L’adoption en urgence de la loi relative au renforcement des droits des personnes dans le cadre des procédures pénales montre combien on a du mal à suivre le rythme de l’Europe. Il faut dire que nos méthodes d’investigation sont souvent en contradiction avec les directives européennes. Celles-ci tentent en effet d’installer une harmonisation basée sur une procédure orale, publique et accusatoire ; aux antipodes de celle que nous appliquons qui, elle, est écrite, secrète et inquisitoire.
Cette divergence explique en grande partie pourquoi l’avocat a du mal à faire son trou dans l’enquête pénale, du moins en amont du jugement ou de l’instruction judiciaire. Car notre système est basé sur un postulat : une personne soupçonnée d’un crime ou d’un délit est présumée innocente. Et un innocent n’a pas besoin d’un défenseur. On pourrait presque en faire un syllogisme dérisoire si nos prisons n’étaient pas en partie remplies de « présumés innocents ».
Ce système est tellement ancré dans nos mentalités qu’en 2011 le Conseil constitutionnel, statuant sur l’audition libre, a estimé qu’une personne qui n’était pas retenue de force n’avait pas besoin d’un avocat. Or la CEDH affirme de longue date que l’existence des droits de la défense ne dépend pas de l’exercice d’une contrainte mais d’une accusation, de telle sorte que le droit à l’assistance d’un avocat doit être reconnu à la personne mise en cause dès qu’existent des éléments suffisants de soupçon.
En ce mois de mai 2014, la France vient donc de recevoir le message et le présumé innocent à la française va laisser la place au suspect européen. Un rang quand même moins hypocrite.

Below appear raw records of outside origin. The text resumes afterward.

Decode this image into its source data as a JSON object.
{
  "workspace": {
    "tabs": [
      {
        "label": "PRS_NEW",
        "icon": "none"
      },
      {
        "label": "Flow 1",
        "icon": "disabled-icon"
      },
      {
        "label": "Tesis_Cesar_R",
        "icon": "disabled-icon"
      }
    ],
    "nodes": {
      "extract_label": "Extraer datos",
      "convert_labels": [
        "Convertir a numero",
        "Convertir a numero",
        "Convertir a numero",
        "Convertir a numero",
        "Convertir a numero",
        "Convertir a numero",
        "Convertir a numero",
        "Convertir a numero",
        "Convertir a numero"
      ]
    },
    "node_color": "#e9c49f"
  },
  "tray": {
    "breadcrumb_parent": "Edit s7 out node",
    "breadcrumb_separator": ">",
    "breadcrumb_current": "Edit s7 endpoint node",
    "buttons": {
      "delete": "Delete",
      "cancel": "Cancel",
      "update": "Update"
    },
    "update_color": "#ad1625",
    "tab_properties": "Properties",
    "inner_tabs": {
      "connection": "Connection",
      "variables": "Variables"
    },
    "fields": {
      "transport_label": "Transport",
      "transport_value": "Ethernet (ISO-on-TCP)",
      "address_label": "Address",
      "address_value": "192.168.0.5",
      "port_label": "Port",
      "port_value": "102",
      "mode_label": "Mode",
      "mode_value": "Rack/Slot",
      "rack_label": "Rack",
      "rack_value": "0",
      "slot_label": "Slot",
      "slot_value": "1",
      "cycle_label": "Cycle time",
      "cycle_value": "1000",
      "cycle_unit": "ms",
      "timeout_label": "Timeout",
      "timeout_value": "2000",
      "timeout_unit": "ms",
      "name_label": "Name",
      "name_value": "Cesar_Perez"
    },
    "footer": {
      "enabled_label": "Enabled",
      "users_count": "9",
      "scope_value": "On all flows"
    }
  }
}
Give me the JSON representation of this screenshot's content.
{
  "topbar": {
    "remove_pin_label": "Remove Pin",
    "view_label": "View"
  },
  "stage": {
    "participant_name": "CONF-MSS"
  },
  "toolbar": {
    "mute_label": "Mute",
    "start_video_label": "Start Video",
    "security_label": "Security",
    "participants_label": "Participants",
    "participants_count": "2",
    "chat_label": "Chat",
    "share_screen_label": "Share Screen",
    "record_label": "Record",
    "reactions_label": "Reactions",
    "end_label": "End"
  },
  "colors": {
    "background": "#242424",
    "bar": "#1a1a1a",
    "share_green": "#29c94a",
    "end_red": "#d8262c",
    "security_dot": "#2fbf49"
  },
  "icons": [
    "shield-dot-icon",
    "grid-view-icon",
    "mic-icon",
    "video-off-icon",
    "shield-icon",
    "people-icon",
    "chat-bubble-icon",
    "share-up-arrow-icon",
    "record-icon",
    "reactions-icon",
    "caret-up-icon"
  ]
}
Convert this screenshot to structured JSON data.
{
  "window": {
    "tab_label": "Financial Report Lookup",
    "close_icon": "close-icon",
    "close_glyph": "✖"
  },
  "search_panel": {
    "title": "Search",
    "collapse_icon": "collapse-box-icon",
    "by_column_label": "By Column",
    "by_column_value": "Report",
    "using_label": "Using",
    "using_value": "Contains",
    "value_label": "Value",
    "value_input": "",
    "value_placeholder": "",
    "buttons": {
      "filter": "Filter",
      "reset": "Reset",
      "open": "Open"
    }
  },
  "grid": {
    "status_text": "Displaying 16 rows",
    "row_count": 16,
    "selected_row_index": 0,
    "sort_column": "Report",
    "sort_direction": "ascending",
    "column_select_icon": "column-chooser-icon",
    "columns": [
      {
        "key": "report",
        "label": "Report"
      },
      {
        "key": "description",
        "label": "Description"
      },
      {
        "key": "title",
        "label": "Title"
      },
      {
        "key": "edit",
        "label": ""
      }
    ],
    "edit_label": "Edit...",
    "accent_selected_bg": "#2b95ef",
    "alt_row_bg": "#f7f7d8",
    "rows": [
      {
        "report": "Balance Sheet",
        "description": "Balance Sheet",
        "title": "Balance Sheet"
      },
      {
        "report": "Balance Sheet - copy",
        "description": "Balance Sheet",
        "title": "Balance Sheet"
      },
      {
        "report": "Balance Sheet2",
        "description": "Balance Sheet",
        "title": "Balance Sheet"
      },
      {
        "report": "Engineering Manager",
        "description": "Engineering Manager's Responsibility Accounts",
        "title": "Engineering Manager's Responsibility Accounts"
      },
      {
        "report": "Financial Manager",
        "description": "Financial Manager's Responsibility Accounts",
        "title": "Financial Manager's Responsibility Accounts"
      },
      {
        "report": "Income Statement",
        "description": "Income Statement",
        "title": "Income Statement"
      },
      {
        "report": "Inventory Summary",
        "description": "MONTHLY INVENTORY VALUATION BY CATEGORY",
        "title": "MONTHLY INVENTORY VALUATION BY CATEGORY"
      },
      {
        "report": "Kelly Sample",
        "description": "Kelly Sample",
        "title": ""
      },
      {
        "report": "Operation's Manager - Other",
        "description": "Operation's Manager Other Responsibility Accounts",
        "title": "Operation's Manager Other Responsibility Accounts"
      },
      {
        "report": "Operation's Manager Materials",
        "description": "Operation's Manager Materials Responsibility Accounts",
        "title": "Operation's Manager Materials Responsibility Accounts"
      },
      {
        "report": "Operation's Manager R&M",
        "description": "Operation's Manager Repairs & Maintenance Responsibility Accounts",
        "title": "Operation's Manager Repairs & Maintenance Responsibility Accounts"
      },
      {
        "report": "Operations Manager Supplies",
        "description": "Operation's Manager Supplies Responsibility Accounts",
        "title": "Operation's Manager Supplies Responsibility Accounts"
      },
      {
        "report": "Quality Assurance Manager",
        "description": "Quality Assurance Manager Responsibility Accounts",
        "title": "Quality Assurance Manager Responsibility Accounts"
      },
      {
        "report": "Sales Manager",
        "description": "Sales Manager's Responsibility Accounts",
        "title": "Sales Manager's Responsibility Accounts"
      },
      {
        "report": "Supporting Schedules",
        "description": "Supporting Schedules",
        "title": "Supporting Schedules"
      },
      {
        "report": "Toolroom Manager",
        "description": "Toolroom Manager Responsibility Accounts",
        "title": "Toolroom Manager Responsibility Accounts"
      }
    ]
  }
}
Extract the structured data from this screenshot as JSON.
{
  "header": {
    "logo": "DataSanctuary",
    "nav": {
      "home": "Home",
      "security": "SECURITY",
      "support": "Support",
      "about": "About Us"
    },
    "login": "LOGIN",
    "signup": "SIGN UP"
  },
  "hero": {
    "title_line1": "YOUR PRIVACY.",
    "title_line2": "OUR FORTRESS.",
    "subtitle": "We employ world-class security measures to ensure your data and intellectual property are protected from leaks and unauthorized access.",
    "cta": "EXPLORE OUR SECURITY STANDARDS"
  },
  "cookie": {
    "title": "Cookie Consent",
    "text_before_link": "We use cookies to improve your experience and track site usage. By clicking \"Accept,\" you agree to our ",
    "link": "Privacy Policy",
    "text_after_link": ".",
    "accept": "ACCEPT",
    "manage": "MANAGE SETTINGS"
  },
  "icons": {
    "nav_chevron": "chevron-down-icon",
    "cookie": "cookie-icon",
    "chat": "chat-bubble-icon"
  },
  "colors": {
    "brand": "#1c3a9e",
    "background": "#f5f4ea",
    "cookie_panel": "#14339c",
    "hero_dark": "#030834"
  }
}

Une « garde à vue » de 4 heures – L’audition libre, qui n’imposait pratiquement aucune obligation, sera désormais strictement encadrée, et évolutive, au point de devenir une mini garde à vue.
Pour la première fois dans notre droit, lorsqu’il existe des soupçons contre une personne, elle devient un suspect et à ce titre elle ne peut plus être entendue sans avoir la possibilité de se défendre. L’OPJ doit lui donner connaissance de ses droits et notamment du droit de se taire et, à compter du 1er janvier 2015, d’avoir recours à un avocat si la peine encourue est la prison (les frais sont à la charge du suspect, sauf aide juridictionnelle).
La victime, lors d’une confrontation effectuée dans ce contexte, peut également demander l’assistance d’un avocat, dans les mêmes conditions financières qu’un suspect.
À noter que l’audition libre ne peut s’appliquer à une personne conduite sous contrainte, par la force publique, devant un OPJ (avec une petite retouche à l’article 73). Celle-ci doit être placée en garde à vue. Mais en revanche, l’invitation à suivre ne vaut pas contrainte. En clair, si vous suivez le flic jusqu’au commissariat, vous pouvez « bénéficier » d’une audition libre. Si vous refusez, il y a de fortes chances que vous soyez embarqué de force et placé directement en garde à vue.
Si pour l’avocat l’accès au dossier durant la garde à vue a été renvoyé à la Saint-Glinglin, en revanche, le droit à l’information voulu par les instances européennes profite au justiciable. En effet, après la phase policière, c’est-à-dire après la première comparution ou la première audition, le suspect pourra demander communication de l’intégralité de son dossier. Cette copie, éventuellement numérisée, sera gratuite. Jusqu’ici, seul l’avocat en tant qu’auxiliaire de justice, soumis au secret professionnel, pouvait se faire communiquer le dossier de la procédure. Pour limiter les risques de violation du secret de l’instruction, l’amende encourue en cas de diffusion à un tiers est portée à 10 000 euros (art. 114-1).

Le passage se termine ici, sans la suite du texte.